DEVOTION: Spreading the Load (Exodus 1,5, 15-27)
In many churches, people look up to their leader, not only as the spiritual leader of their congregation, but as someone who is multi-skilled. Indeed, the expectation is that he or she will be everywhere, and do everything. Someone who will have time to visit everyone (and often). Someone who can be there to sort issues out and see to everybody’s needs. And someone who will be available to the churched and the unchurched, and have time to baptise babies, marry couples and bury the dead. Have I missed anything?
And yet, when we read the story of Moses in Exodus, we learn that even someone like Moses—who tried to be there for everyone—just couldn’t do it. Not only that, it was obvious he couldn’t do it. And even his father in law, within twenty-four hours of his arrival, could see that.
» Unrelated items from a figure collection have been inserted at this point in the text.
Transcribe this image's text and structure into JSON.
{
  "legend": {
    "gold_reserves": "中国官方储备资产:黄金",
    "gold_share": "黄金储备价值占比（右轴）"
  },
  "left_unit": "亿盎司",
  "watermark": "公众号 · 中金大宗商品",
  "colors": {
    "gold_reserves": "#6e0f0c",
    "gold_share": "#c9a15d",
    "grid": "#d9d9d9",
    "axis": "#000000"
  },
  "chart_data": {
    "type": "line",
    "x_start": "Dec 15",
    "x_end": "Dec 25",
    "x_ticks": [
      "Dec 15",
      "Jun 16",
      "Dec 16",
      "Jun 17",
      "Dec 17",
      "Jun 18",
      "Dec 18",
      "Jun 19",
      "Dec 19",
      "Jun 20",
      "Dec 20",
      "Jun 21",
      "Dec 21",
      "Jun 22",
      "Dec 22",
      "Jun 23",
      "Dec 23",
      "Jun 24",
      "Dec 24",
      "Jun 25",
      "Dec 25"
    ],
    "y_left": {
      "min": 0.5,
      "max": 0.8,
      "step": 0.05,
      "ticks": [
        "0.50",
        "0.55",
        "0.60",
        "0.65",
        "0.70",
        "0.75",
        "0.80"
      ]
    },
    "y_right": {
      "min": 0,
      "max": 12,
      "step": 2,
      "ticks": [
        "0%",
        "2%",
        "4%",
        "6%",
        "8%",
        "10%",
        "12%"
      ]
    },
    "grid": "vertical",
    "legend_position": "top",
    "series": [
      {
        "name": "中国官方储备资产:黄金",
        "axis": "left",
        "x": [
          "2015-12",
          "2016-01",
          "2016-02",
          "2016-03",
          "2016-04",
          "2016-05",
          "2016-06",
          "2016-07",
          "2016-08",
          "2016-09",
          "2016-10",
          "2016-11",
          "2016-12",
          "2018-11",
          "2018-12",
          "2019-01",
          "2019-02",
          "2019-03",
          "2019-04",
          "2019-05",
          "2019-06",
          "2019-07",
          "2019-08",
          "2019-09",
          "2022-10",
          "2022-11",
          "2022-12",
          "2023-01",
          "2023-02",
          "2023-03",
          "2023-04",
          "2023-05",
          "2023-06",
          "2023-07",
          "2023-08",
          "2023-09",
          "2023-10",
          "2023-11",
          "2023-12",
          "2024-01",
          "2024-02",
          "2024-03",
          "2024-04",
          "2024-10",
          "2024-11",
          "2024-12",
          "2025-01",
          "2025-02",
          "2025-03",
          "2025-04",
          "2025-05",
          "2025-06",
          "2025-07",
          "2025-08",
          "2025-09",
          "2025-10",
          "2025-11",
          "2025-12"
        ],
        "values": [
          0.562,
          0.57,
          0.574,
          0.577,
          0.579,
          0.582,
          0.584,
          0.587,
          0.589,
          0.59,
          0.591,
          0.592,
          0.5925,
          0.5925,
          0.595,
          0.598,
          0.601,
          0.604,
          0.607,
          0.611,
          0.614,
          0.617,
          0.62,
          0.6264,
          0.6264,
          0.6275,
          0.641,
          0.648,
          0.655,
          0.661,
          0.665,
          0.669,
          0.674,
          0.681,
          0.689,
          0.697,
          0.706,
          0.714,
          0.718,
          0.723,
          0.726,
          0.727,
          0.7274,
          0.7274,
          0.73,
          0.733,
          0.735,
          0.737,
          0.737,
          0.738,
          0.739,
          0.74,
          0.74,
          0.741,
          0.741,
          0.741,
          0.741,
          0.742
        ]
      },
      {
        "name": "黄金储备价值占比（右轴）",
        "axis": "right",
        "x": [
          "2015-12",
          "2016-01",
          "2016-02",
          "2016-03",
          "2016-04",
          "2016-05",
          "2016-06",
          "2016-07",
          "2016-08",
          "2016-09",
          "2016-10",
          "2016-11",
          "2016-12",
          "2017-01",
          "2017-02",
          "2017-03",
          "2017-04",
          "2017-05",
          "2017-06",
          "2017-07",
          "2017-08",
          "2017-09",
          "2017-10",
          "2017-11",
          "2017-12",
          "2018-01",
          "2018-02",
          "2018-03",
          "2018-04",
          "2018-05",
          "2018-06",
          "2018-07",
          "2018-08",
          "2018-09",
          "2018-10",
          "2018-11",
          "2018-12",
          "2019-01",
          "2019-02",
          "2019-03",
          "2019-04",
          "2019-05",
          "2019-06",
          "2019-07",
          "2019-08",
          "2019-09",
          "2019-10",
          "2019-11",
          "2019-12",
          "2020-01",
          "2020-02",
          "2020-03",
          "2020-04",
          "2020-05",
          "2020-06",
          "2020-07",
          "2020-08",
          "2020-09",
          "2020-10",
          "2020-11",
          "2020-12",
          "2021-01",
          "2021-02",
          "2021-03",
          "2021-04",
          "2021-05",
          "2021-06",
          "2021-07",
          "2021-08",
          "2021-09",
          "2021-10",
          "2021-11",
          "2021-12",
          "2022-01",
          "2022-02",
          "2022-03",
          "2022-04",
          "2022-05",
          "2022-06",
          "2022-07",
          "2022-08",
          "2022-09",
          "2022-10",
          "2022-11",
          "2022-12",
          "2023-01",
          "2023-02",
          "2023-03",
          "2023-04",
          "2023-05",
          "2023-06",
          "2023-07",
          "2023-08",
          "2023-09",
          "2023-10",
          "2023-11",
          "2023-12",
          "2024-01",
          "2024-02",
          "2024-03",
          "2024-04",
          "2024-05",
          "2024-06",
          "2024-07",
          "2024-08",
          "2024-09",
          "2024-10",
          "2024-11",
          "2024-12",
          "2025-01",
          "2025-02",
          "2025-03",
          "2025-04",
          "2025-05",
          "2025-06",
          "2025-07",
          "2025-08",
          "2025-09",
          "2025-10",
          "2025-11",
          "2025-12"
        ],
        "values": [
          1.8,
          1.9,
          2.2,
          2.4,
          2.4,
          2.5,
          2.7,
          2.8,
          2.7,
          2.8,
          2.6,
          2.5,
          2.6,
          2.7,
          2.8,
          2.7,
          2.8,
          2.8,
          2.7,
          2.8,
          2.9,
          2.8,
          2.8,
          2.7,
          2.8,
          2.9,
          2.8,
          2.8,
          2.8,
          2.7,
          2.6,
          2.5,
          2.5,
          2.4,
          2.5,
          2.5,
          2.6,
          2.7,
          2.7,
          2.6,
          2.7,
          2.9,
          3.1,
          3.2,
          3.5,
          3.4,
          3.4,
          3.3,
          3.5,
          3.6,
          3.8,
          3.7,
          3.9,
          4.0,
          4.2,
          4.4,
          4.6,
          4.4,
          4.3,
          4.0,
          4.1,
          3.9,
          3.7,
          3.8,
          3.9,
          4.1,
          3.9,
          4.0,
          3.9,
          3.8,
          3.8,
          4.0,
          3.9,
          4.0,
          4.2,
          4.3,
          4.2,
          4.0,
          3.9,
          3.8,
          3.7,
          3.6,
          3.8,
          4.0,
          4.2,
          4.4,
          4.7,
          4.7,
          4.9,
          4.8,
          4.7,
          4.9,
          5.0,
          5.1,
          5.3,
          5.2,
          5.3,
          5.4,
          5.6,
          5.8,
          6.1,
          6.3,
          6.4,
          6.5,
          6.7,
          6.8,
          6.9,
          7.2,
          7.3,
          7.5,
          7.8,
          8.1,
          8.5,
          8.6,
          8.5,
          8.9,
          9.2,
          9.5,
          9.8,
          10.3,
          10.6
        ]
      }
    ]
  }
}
Which is why Jethro suggested a way forward that was not only in Moses’s interests, but in the people’s interests too.
And what Jethro suggested was to create a sort of pyramid of carers. With Moses at the top, others underneath, and even more underneath them, and so on.
Now it’s interesting that these days “experts” tell us that one person cannot care properly for any more than eight to twelve people. And, yet, the formula that Jethro came up with, was that there should be “officials appointed over the people of thousands, hundreds, fifties and tens.” In other words, there should be one person appointed for every ten people.
Now this passage talks only in terms of people being appointed judges, to settle disputes. But if that kind of formula is required for the appointment of judges, then to expect one person to care for more than ten people—as well as doing a lot of other things besides—really doesn’t make sense. And, of course, that has great implications for the way we model our churches today.
So, what should our model be of the church? Well, we too may well need more people who are prepared to care for the people. We too may well need more people to ease the burden of the leaders of the church. And we too may well need more people to put their hands up, and say, “Yes I am willing to help.”
Fortunately for Moses, he got that help, and because of that he could take the people on a journey that might not otherwise have been possible. But have we got the people who are willing to help too?